Ruth was herself tall and attractive—too tall, as it happened, to realize her girlhood dream, which was to become a ballet dancer. She enrolled in a ballet class, taught by one of her grammar-school teachers, when she was eight or nine and from then until she was sixteen dance “was my main purpose,” she says. Like her father, who was a talented amateur clarinetist, she had a natural gift for musical expression; when her older sister, Bernice, started taking piano lessons, Ruth would study the exercise book she brought home, teaching herself to play without benefit of formal instruction.

Both Clinton and Ruth endured tragedies in midadolescence, his by far the more poignant. Jesse, his pretty and spirited mother, was stricken with cancer when she was in her forties and struggled against the disease for several years. A graduate of the University of California, where she had been active in dramatics, she, too, had a natural gift for music. Her mother had taught voice and piano in San Francisco, supporting four daughters through this work, after her husband had deserted them.
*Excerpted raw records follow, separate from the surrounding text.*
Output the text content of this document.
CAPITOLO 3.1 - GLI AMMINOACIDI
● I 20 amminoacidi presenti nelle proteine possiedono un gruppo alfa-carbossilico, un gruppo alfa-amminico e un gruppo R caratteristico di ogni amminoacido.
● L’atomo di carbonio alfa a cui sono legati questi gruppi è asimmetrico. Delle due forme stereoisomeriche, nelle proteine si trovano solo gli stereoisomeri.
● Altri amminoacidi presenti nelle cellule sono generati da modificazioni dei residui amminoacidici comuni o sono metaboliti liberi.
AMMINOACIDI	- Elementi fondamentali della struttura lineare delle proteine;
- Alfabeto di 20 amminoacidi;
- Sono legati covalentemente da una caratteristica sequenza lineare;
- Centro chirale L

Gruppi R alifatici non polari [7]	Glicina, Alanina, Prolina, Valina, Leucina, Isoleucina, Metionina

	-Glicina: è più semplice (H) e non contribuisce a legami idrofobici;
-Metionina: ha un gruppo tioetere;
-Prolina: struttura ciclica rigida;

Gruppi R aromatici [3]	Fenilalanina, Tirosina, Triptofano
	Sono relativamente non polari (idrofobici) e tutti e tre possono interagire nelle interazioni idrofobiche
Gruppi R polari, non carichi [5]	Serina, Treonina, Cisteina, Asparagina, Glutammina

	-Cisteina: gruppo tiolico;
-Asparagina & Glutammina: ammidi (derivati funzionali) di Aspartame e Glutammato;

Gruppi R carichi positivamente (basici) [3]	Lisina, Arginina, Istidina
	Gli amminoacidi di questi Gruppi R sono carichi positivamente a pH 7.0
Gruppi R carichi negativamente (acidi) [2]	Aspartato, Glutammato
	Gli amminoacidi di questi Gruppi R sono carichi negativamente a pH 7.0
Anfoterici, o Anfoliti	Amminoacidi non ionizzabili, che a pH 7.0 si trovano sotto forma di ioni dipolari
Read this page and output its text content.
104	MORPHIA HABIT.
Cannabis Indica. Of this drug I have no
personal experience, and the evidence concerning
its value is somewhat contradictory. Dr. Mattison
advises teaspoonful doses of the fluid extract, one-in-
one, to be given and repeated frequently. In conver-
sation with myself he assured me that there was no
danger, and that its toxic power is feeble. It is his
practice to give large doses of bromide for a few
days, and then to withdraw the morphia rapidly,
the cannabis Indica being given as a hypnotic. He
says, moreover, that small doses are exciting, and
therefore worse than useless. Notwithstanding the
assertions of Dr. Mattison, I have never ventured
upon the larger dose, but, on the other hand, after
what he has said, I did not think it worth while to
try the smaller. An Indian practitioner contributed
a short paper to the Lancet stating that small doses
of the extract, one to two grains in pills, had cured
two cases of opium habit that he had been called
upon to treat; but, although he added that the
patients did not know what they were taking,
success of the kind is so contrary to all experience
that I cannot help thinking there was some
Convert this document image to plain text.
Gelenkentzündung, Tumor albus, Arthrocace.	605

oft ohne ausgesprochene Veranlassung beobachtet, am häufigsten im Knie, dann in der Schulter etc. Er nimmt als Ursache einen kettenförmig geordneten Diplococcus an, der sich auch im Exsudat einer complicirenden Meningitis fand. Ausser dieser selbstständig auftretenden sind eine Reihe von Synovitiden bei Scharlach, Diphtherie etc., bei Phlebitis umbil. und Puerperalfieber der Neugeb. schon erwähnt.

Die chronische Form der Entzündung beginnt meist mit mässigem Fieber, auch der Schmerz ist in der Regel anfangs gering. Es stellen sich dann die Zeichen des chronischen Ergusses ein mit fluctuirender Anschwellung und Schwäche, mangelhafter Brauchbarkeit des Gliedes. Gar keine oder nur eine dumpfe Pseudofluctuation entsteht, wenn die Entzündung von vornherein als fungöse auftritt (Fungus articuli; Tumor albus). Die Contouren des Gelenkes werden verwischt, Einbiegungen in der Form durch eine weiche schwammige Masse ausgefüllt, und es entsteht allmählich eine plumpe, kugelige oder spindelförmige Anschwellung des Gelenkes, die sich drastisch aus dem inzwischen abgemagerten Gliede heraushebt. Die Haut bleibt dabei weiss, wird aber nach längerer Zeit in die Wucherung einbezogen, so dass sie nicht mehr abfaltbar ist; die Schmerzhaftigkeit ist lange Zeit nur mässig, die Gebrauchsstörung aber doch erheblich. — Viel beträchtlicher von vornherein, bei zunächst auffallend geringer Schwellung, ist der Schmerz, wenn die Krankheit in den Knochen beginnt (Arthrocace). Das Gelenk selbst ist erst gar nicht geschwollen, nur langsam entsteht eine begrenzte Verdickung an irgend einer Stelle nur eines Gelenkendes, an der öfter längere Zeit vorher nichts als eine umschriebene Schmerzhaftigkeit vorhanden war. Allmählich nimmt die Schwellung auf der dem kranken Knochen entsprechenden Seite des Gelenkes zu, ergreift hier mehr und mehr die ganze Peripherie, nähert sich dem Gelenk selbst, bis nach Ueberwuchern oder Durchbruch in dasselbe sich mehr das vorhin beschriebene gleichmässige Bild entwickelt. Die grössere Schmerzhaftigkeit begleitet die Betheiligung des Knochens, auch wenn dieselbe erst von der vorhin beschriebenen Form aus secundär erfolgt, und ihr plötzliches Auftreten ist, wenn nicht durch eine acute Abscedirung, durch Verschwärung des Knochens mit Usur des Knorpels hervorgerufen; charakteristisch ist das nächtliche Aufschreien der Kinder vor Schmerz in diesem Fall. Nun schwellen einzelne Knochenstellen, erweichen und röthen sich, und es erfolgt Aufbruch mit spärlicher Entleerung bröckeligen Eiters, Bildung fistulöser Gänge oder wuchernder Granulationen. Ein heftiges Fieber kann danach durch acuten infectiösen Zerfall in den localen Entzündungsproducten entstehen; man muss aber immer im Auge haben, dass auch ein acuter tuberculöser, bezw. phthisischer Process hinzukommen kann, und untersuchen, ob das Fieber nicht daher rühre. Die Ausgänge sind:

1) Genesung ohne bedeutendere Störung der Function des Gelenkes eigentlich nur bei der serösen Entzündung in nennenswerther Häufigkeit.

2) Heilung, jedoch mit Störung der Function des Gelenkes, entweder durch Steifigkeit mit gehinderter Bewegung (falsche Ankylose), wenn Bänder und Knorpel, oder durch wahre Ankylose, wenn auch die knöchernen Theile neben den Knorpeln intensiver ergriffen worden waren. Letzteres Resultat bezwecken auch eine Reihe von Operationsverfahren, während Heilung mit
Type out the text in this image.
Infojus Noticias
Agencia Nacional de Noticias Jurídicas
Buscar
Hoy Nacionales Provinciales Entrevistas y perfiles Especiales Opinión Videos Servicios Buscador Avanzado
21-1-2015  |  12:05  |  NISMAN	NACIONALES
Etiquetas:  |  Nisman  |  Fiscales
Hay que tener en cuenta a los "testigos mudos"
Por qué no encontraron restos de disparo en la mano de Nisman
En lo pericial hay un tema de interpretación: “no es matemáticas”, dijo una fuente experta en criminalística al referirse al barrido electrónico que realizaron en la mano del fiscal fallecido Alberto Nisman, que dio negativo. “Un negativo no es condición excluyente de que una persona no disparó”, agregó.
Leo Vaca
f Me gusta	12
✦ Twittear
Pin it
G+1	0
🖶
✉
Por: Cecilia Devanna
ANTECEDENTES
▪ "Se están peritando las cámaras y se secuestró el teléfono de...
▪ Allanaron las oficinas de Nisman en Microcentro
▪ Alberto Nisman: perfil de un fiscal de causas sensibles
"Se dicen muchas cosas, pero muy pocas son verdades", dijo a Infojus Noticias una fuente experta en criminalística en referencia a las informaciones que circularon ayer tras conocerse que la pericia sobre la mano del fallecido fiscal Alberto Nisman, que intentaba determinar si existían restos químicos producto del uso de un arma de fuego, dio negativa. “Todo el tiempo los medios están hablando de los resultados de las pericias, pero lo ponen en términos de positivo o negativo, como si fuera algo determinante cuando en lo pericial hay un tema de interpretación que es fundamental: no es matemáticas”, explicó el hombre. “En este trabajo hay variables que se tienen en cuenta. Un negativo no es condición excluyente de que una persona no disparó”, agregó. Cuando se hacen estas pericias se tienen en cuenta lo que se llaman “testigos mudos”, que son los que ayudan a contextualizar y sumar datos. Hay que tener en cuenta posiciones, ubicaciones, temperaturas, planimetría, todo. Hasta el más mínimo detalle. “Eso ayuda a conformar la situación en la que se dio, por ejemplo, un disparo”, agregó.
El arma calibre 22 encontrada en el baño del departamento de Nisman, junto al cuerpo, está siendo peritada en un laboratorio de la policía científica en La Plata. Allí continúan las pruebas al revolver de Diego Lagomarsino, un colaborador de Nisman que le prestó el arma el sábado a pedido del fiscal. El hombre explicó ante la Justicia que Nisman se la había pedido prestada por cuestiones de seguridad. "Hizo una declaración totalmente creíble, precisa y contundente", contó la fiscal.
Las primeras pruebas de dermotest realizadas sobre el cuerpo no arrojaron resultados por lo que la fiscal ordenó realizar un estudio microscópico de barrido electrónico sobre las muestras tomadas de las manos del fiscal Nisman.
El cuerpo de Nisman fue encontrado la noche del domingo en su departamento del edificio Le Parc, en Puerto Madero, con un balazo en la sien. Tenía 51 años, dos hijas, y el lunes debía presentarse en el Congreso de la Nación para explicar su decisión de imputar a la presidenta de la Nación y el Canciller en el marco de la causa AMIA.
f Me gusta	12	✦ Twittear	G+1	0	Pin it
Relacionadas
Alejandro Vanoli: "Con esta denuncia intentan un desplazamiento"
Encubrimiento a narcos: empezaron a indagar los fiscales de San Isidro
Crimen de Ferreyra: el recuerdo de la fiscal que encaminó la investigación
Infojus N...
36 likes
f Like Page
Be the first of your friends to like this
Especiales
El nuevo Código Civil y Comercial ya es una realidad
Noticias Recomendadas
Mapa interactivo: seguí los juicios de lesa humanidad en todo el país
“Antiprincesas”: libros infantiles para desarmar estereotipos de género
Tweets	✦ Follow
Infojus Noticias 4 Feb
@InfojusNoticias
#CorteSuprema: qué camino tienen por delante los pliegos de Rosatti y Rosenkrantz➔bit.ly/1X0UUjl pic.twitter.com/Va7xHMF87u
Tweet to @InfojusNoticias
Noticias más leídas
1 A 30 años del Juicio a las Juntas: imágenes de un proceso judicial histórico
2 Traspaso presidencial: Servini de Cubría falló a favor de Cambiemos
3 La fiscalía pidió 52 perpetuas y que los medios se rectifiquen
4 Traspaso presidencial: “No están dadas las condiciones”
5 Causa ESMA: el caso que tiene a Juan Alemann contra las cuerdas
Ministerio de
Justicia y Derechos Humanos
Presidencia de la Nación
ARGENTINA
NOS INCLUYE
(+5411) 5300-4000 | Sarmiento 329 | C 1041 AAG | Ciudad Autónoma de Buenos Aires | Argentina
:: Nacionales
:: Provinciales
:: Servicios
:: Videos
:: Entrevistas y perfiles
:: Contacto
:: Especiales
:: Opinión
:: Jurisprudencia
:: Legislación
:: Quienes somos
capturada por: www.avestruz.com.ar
When his mother fell ill Clinton was obliged to rush home after athletic practices to tend to her until his father arrived home from work. She died when the boy was sixteen. Ruth says her husband almost never
discussed Jesse’s illness or death and that she cannot remember ever meeting her. Jesse Eastwood did, however, pass on an important legacy, her mother’s German-made upright piano—always referred to as “Grandma Andy’s piano” (for Anderson, her maiden name)—which would follow Clinton and Ruth on their many travels through depression America and remains in the family, in excellent working condition, to this day.

Ruth’s world was sundered when she was sixteen and her parents separated, though apparently with very little bitterness (they never formally divorced). Indeed, if Clint Eastwood is any judge, his maternal grandmother, Virginia McLanahan Runner, preferred the single life. She was a strong-minded, independent woman, who, after her children were grown, lived in a succession of rural retreats, each of them a little more distant from the Bay Area—Hayward, Sunol and finally Arnold, a sometime-goldmining community in Calaveras County.

Clinton Eastwood tried college for a short time—at the University of California—but received virtually no support from his father and did not like school well enough to work his way through it. He was not yet what he would become, a hardworking man successfully struggling against his basic aversion to hard work. It was easier for him, now, at the height of 1920s prosperity, to rely on his charm. He became a bond salesman.

He married pretty, sensible Ruth Runner in 1928. He was twenty-one; she was nineteen. They took an apartment near Lake Merritt in Oakland and were managing well enough until October 1929, when the stock market crashed. Ruth was pregnant at the time, but her account of what must have been for her an anxious period is remarkably calm—“Well, everyone was in the same boat on that one; none of us had anything and we hadn’t had time enough to save very much”—perhaps because her husband had not immediately lost his job and perhaps because she was so happily preoccupied with the impending birth.